Under public pressure, the KMT-controlled Legislative Yuan amended the Act Governing Good Sanitation in January to deny access to Taiwan, of beef products - including ground beef, offal and other beef parts such as skulls, brains, eyes and spines - from countries with documented BSE cases over the past decades.

In response to lawmakers' questions at the Legislative Yuan, Minister of Economic Affairs Shih Yenshiang said the measures will be implemented based on "three controls and five certifications."

Controls on beef imports are set at the source, at borders and in markets, reports China Daily .

Certifications refer to verifying documents, checking that shipments are marked with detailed product information, opening a high percentage of cartons of imported beef for inspection and conducting food safety tests to identify suspected problem products immediately.

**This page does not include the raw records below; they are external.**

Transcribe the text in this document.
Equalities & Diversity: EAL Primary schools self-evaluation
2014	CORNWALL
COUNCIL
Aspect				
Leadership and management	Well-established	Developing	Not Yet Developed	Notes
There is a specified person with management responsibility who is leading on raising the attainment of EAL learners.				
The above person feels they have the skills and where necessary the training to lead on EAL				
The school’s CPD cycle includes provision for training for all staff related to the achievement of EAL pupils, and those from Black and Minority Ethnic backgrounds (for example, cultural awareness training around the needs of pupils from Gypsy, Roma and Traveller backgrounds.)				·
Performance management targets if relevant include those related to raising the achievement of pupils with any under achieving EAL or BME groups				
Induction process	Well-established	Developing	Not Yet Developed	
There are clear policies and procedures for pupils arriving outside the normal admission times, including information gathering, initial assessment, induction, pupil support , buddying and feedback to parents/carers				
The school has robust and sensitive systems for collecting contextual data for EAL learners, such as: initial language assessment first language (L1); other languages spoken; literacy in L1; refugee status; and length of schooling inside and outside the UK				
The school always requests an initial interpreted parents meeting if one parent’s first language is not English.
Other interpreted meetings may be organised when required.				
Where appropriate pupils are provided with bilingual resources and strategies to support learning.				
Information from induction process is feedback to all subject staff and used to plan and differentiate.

Asked about the US government's announcement that beef exports to Taiwan will include tongues, testicles and tails, Mr Yenshiang cited Department of Health data, explaining that these products are not categorised as "internal organs" that are not allowed to be exported to Taiwan according to a Taiwan-US protocol signed last year.

The Bureau of Foreign Trade will decide whether or not to allow the import of such US beef products based on the existing standard, the Minister said.

The US Department of Agriculture announced on April 16 that exports of beef products to Taiwan will include bone-in meat, hanging tenders, tongues, penises, testicles, tails, tendons, and diaphragms derived from cattle less than 30 months of age slaughtered on or after April 1.

The beef parts are technically allowed to be exported into Taiwan under the category of bone-in beef, which does not require special permission and is subject only to random checks, according to ministry officials.